Kita hidup pada zaman yang sedang berubah. Perubahan itu diakibatkan oleh perkembangan sains dan teknologi yang berlangsung dengan cepat, mendasar, terus-menerus, mengejutkan, dan tidak memberikan kesempatan kepada kita untuk berbenah diri, bersiap-siap menyesuaikan dengan perubahan tersebut. Kita memang hidup di Indonesia yang berbeda dengan negara-negara maju yang secara bertahap melewati "peradaban pertanian, industri, dan informasi". Sedangkan kita yang berada dalam negara berkembang justru dilanda ketiga gelombang peradaban tersebut.
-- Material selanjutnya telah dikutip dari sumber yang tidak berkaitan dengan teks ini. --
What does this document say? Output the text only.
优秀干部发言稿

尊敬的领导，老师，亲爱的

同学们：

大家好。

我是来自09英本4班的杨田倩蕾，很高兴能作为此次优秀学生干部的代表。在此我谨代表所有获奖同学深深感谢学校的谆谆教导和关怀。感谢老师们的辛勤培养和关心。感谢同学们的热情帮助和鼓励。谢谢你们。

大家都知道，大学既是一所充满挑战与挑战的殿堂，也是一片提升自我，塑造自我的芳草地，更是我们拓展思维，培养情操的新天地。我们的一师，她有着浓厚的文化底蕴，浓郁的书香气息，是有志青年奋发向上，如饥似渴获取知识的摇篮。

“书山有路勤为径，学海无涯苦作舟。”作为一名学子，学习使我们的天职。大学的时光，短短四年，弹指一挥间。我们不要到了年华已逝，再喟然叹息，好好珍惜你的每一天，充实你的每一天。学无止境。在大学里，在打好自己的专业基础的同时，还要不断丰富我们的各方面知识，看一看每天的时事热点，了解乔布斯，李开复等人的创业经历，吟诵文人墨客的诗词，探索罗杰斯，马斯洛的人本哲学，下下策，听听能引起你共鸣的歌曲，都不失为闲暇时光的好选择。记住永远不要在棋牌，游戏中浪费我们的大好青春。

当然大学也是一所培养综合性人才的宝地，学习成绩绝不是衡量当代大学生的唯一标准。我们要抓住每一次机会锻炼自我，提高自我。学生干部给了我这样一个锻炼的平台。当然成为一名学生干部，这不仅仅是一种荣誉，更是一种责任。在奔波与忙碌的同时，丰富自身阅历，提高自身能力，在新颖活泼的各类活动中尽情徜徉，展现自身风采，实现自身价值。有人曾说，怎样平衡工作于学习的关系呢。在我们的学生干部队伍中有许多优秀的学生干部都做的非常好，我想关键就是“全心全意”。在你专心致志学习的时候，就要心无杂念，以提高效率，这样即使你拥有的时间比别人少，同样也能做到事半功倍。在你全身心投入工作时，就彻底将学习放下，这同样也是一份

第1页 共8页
Sesudah era informasi yang melahirkan komunisme, kapitalisme, dan kolonialisme, maka dunia sekarang dihadapkan pada apa yang oleh Toffler disebut sebagai abad informasi. Zaman ini ditandai dengan timbulnya revolusi di bidang teknologi informasi dan komunikasi, seperti komputer, televisi, video, Telex, Telepon, Faksimil, internet, satelit, dan alat komunikasi canggih lainnya, seperti dikemukakan di atas. Semua itu menjadikan dunia terasa semakin menyempit dan cenderung akan melahirkan kebudayaan global. Perkembangan lainnya dalam era ini adalah revolusi di bidang Bioteknologi seperti alat-alat kontrasepsi (KB), bayi tabung, clonning, dan sebagainya.
Teknologi informasi dapat mempengaruhi kita melalui dua cara yakni kehadiran fisik dan isinya. Salah satu efek dari kehadiran teknologi informasi seperti tape recorder, televisi, video, video game, komputer, dan internet, di samping meningkatkan status sosial juga membentuk jaringan interaksi sosial baru.
Beberapa efek yang kemudian timbul karenanya antara lain:
(1) Adanya penjadwalan kembali kegiatan sehari-hari, seperti belajar dan bekerja sering diisi dengan kegiatan lain seperti melihat televisi, bermain video game, mengakses informasi lewat internet, dan lain-lain.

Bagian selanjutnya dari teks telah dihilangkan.